In the management of patients with CIA, rheumatology care has changed from a more basic to an advanced level, in line with the development of DMARD treatment and biological therapy. The rheumatology nurse’s role has developed from that of an expert advisor to a partner, where patients are necessary and equal participants. Rheumatology care is intended to meet patients’ individual needs and improve patient care3, which can be achieved with a PCC approach, meaning holistic, respectful, individualized, and empowering care13. PCC involves creating a partnership characterized by shared information, deliberation, and decision making based on patients’ narrative. Patients are seen as capable persons who can talk about and assume responsibility for their actions. In PCC the patient and the healthcare provider are seen as equals in a partnership with a mutual respect for each other’s knowledge. PCC emphasizes the importance of knowing the person behind the patient and treating her/him as a unique individual with her/his own will, emotions, needs, and resources, recognizing the person as an expert on her/his illness and life situation14. In an RCT including patients with CIA with low disease activity or in remission who were undergoing biological therapy, NLC based on PCC was designed15. Replacing 1 of the 2 annual rheumatologist outpatient monitoring visits with an NLC monitoring visit based on PCC was found to be safe and effective15,16. Patients experienced that the NLC, based on PCC, added value to followup care by providing a sense of security, familiarity, and participation. The patients perceived that NLC complemented RLC, and PCC added a new dimension. The rheumatology care became more optimal when patients were given the opportunity to see several professionals on a regular basis17. A paradigm shift is taking place in rheumatology care and a PCC approach is gradually being integrated into daily care routines18.
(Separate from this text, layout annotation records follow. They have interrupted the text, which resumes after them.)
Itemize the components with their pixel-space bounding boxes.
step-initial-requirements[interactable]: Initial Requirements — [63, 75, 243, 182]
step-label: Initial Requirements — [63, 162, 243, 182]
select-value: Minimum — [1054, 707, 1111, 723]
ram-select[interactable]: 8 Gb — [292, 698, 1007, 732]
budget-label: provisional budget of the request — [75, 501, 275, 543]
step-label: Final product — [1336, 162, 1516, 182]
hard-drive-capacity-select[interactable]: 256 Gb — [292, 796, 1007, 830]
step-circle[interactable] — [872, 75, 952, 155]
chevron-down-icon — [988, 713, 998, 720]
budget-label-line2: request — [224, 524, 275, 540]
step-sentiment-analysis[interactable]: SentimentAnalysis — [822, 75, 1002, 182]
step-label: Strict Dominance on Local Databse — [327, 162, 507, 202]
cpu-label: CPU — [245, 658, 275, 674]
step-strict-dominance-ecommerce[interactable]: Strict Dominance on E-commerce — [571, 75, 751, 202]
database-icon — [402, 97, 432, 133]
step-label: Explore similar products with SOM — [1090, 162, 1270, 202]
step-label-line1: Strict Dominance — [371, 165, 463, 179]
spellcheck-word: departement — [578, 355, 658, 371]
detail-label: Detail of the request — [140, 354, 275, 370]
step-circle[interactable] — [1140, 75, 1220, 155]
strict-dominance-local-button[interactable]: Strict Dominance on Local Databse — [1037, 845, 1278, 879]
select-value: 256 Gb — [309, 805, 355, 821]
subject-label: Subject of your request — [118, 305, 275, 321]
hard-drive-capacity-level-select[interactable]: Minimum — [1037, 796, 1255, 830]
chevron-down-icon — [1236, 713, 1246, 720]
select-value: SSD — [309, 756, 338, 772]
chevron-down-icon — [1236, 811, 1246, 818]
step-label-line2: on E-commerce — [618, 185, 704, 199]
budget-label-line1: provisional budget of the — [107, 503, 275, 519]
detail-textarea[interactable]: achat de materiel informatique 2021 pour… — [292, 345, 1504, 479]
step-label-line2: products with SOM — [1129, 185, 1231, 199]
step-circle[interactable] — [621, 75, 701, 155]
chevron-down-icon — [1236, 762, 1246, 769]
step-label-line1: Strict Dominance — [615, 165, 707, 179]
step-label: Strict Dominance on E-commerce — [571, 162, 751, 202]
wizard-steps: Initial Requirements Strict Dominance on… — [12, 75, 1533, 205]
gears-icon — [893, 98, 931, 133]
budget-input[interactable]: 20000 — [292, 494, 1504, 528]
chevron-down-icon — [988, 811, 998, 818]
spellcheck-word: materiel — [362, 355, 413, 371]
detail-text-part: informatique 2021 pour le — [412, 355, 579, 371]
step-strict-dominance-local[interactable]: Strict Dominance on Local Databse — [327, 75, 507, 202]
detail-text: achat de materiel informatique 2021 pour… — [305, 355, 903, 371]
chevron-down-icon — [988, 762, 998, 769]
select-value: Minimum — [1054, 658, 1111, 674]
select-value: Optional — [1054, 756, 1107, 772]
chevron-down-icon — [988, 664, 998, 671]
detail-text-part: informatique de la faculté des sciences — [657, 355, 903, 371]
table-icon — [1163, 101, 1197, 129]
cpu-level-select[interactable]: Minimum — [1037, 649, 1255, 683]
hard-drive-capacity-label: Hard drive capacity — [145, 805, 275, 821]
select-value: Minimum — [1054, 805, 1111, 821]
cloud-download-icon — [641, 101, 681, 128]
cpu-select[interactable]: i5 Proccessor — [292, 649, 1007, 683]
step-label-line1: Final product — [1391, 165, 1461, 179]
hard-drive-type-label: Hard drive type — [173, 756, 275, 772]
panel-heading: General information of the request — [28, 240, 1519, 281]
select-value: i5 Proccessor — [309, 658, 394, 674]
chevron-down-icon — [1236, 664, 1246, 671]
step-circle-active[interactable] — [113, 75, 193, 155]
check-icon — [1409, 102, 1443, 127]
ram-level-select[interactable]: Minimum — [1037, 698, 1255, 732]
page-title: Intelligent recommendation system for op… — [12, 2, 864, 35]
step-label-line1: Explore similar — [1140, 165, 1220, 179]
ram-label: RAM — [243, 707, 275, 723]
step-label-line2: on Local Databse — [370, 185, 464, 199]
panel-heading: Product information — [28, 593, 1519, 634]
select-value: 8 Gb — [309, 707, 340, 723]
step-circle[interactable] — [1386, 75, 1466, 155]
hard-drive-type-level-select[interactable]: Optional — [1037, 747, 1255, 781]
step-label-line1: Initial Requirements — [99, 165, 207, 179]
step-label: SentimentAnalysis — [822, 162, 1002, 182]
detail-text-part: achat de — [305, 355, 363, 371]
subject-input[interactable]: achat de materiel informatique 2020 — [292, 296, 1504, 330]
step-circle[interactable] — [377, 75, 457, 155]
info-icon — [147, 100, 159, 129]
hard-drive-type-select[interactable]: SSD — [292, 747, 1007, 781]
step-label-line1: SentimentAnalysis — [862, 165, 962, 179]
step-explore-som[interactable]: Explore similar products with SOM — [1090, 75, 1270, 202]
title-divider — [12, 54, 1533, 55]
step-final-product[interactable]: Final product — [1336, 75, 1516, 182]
Because time and money are lacking in clinical practice, it is important to involve patients in their care and use their resources in the best possible way. An NLC based on PCC is one way of achieving this objective. PCC is designed to encourage and empower patients to play an active role in their care and treatment. Healthcare services providing PCC and keeping the patients’ resources and needs in focus are important during the patient’s healthcare journey. A rheumatology nurse who uses PCC can be key to reducing costs without affecting the quality of care. Patients with stable CIA undergoing biological therapy can be monitored with reduced resource use and lower annual costs with NLC based on PCC16 compared to an RLC, with no difference in clinical outcomes15.
The question has been raised of whether mid-level providers such as rheumatology nurses or physician assistants are able to alleviate the shortages of rheumatologists19. Interventions with mid-level providers based on PCC could free rheumatologists for more intensive monitoring of patients early in the course of the disease or patients with high disease activity. Research supports the implementation of PCC in rheumatology care of patients with CIA with low disease activity or remission20. Further research is needed to implement and evaluate the longterm effect of NLC or physician assistant clinics, based on PCC for monitoring therapies in patients with CIA.